Notice the Provocation: David was the villain in this story, but Bathsheba was probably not totally innocent, either. She was bathing in a place where she knew she might be seen. Al Mohler, "Men are tempted to give their selves to pornography, women are tempted to commit it." 


Notice the Passion: David has a desire to fulfill his sexual desires outside of God's will. And that desire is passionate. The verbiage is quick and stark with action. He saw. He took. He lay. The take-away is that you and I as men must not tinker with sexual temptation. Once aroused it has the ability to capture our senses and make our will weak at the knees. In Proverbs 7:22 we are told about a naive young man who goes to the city and meets a woman that is dressed to kill. And the text says, "All at once he went to her." That's why you've got to be radical. If need be you need to pull the plug on cable TV or put some software on your computer, that's what you need do. If you want to stay warm in the middle of a Canadian winter, you're going to have to do something about it. Such is the case, here.


Notice the Progression: David lingered. He looked. He leered. He took. He lay. One thing leads to another and disaster is the result. We fall into these sins by degrees, don't we? The devil doesn't throw everything at us at once, he is more subtle and crafty. Remember, he's an opportunist. Sin is like a snowball. It gains size, speed, and power over time. It's not the first click of the mouse that is the problem. It's the second, then the third, and so on.
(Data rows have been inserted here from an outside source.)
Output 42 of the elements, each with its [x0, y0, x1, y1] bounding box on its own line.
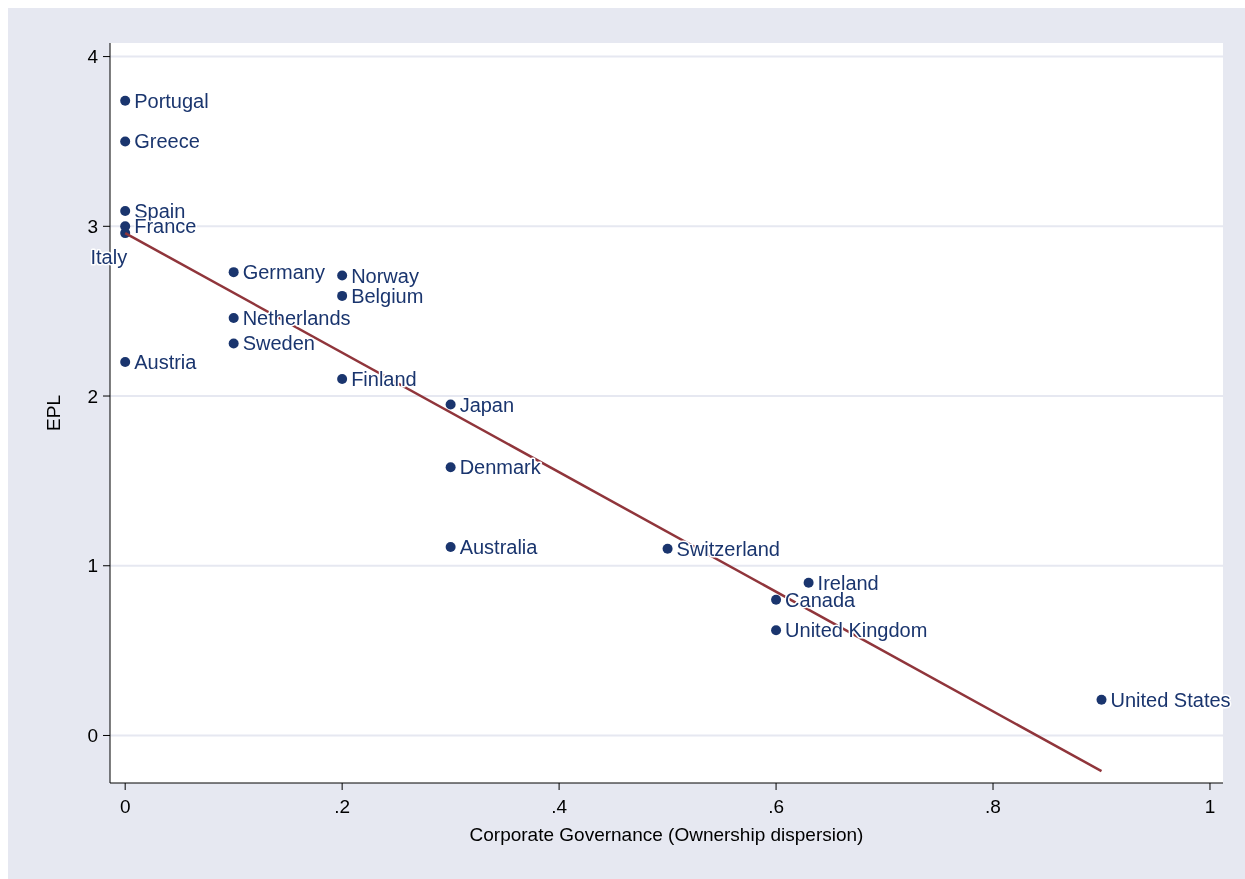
- annotation: Germany: [242, 261, 325, 284]
- point: [337, 270, 348, 281]
- point: [120, 357, 131, 368]
- annotation: Australia: [459, 536, 539, 559]
- annotation: United Kingdom: [785, 619, 928, 642]
- point: [120, 136, 131, 147]
- point: [120, 206, 131, 217]
- point: [445, 542, 456, 553]
- point: [120, 95, 131, 106]
- x-tick-label: .4: [551, 796, 568, 817]
- x-tick-label: .2: [334, 796, 351, 817]
- point: [228, 267, 239, 278]
- point: [445, 399, 456, 410]
- annotation: Sweden: [242, 332, 315, 355]
- annotation: United States: [1110, 688, 1231, 711]
- point: [228, 312, 239, 323]
- point: [337, 374, 348, 385]
- annotation: Norway: [351, 264, 419, 287]
- x-tick-label: .6: [768, 796, 784, 817]
- y-axis-title: EPL: [43, 395, 64, 431]
- point: [771, 625, 782, 636]
- y-tick-label: 3: [87, 215, 98, 237]
- y-tick-label: 1: [87, 555, 98, 577]
- point: [337, 290, 348, 301]
- point: [1096, 694, 1107, 705]
- y-tick-label: 0: [87, 725, 98, 747]
- point: [803, 577, 814, 588]
- annotation: Denmark: [459, 456, 542, 479]
- annotation: Greece: [134, 130, 200, 153]
- y-tick-label: 2: [87, 385, 98, 407]
- point: [228, 338, 239, 349]
- annotation: Portugal: [134, 89, 209, 112]
- point: [445, 462, 456, 473]
- point: [662, 543, 673, 554]
- y-tick-label: 4: [87, 46, 99, 68]
- annotation: Austria: [134, 351, 198, 374]
- x-tick-label: 1: [1204, 796, 1216, 817]
- x-axis-title: Corporate Governance (Ownership dispersion): [469, 824, 864, 845]
- point: [771, 594, 782, 605]
- x-tick-label: .8: [985, 796, 1001, 817]
- x-tick-label: 0: [119, 796, 131, 817]
- annotation: Japan: [459, 393, 515, 416]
If you are struggling in an area, do something radical about it.


He Lost

The price tag on this act was extravagant. He lost his joy, his family, and his testimony. Psalm 21:10-12; 2Sam 12:10-11; David saw and he looked, but he did not look far enough. He did not foresee the destruction of his family and his kingdom. He did not realize the end result, which we see in James 1:15. We must follow the course of our sin to it's bloody conclusion. David didn't do that. C.S. Lewis said, when you're fighting temptation, "always follow it to it's bloody end." David didn't, and the results were disastrous.


Notice the Cover-Up: As bad as the sin was, the cover-up was far worse. In seeking to cover his tracks, David breaks more of the 10 commandments than in the original sin. David tries twice to get Uriah to go home to give him an alibi. But twice his plan fails. He even gets Uriah drunk in an attempt to cover his tracks, but "Uriah was a better man drunk that David was sober."

The greatest loss that David faces doesn't come until verse 27. He displeased God may be silent, but He is not sightless. God's silence is not His absence.

Proverbs 28:13 Whoever conceals his transgressions will not prosper, but he who confesses and forsakes them will obtain mercy.

Truth, even embarrassing truth, serves us better than deceit.

The striking reality is that David could not control the outcome of his sin. David shows us that the collateral damage of our sin is always more than we can estimate.


Notice the Clean-Up. David was exposed. He was brought to the mat, and he confessed his sin. It took some work, but David put away his sin. The law called for David's death. But God does not reward us according to our iniquities. So don't conceal your sin. Confess your sin and then grace will abound.